A network of reverse tcp proxies was an idea we discussed to stop the attacks, we can even do validation by just putting a stub byond world that whitelists the ip and redirects to the whitelisted port. The hard part is cost of the other nodes. You can kinda abuse vpses and the fact they all come with some amount of bandwidth at a cheaper cost than buying it directly, subsidised by the fact that most of the clients don't use much of their allotment, but mis-plan the capacity and you're looking at some costly invoices.

Let's say you get 13 amazon lightsail instances at $3.5 a month each $45.5 total, one for each aws region, thats 13tb a month of included bandwidth usage.

This month so far, /tg/ has used 37037.29 GB of bandwidth, most of that from the ddos, and it's only the 23rd.

At 0.09 USD/GB for bandwidth overages, that would be $2,135.28 in overages.
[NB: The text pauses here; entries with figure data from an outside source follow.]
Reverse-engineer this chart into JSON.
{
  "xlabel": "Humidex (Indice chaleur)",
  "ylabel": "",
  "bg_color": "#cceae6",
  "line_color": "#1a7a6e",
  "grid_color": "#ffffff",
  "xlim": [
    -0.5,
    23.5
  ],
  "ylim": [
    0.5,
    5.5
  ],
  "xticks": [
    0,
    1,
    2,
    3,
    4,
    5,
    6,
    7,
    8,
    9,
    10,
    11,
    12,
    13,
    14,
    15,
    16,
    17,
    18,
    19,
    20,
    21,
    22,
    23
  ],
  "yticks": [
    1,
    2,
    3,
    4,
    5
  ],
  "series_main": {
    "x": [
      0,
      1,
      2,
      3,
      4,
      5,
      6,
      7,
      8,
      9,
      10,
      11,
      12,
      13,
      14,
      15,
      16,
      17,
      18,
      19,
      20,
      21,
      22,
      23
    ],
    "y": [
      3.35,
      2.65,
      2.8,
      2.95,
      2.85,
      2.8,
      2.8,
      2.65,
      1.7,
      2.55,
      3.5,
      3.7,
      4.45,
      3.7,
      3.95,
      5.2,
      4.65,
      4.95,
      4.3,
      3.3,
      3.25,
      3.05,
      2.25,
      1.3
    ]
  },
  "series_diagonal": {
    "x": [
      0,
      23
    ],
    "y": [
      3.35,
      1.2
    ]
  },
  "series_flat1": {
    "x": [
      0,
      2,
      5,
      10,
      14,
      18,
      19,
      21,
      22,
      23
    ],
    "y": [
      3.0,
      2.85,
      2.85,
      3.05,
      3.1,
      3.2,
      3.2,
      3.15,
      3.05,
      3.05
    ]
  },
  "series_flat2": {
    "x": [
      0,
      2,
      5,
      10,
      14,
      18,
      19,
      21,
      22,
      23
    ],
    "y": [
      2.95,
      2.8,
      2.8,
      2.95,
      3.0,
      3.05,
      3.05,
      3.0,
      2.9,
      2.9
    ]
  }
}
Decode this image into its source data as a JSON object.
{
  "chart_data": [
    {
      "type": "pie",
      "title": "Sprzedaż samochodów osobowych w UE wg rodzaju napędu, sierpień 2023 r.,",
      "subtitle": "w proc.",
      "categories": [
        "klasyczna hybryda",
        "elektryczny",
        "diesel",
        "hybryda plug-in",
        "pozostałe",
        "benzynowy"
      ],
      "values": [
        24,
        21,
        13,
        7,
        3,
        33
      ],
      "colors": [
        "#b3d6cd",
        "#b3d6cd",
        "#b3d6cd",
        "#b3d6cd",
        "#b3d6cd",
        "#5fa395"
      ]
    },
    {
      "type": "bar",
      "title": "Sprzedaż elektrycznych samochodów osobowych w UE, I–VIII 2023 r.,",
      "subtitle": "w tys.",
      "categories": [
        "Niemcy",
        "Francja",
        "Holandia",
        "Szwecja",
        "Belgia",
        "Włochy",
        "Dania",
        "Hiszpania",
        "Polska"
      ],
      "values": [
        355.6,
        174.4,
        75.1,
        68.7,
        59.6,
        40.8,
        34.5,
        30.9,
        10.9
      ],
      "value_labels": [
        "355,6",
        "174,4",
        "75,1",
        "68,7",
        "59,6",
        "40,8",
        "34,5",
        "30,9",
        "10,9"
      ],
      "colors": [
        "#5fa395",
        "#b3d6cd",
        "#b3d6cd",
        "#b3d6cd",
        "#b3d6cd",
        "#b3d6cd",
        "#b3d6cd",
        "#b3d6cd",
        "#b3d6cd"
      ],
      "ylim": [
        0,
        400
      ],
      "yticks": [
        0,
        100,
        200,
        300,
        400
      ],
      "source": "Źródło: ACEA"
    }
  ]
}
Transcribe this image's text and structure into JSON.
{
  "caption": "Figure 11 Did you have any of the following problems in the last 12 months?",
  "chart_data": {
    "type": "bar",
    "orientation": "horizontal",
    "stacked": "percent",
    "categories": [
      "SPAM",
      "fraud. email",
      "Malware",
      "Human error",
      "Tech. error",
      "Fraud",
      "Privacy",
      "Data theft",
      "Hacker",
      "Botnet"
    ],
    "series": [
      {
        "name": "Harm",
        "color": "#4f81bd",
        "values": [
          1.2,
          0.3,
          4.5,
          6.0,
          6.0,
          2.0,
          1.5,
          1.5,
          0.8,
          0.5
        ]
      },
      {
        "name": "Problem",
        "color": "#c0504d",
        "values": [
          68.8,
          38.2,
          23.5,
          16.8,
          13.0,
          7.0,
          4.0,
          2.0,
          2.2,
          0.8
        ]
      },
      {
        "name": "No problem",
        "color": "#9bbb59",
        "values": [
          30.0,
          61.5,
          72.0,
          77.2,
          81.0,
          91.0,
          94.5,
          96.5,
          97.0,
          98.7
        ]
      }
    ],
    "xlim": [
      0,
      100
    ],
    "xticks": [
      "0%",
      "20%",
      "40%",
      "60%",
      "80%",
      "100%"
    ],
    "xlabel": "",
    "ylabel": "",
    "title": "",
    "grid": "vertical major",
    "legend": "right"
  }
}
Upgrade the nodes, get the 2TB for $5 a month, and now you have 26TB of capacity for $65 total a month. Thats still not 37TB of capacity.

$937.20 overage fee

It doesn't make sense to scale the nodes up at this point, 10 bucks only gets you 3TB, its cheaper scale them out. 7 more $5 nodes in the 7 popular regions for a total of $100 a month for 40TB of capacity,

This is also the max amount of lightsail nodes you can have in one aws account, before they force you to use ec2 instances that have no included bandwidth. There are other providers with about the same pricing, just not one with nodes in all the same regions as aws, and doesn't tie in as nicely to route 53's latency based domain records to do the actual geoip routing.

Still, thats $100/month to (hopefully) cover the ddos, and given current usage, and the fact the ddos hasn't been happening all month, it would very likely still break past 40TB in one month.

Thats not to say building this system wouldn't have other benefits. Overall ping would drop because the routes would be better than home isp routes.

Even now, pinging my personal ip from the server, and pinging the server from my computer, show two different routes, and a ping drop from 60ms to 45ms, and i'm only two states away from the server. Data Centers generally optimize for better routes. Home isps instead keep the traffic in network for longer, bouncing from connected region to connected region, optimizing for the cheaper route when it finally leaves their network.

Hit 420 on the patreon (or hell, hit 365) and I'll be able to do it. It's not like I can't turn off the nodes if it looks like its about to go over.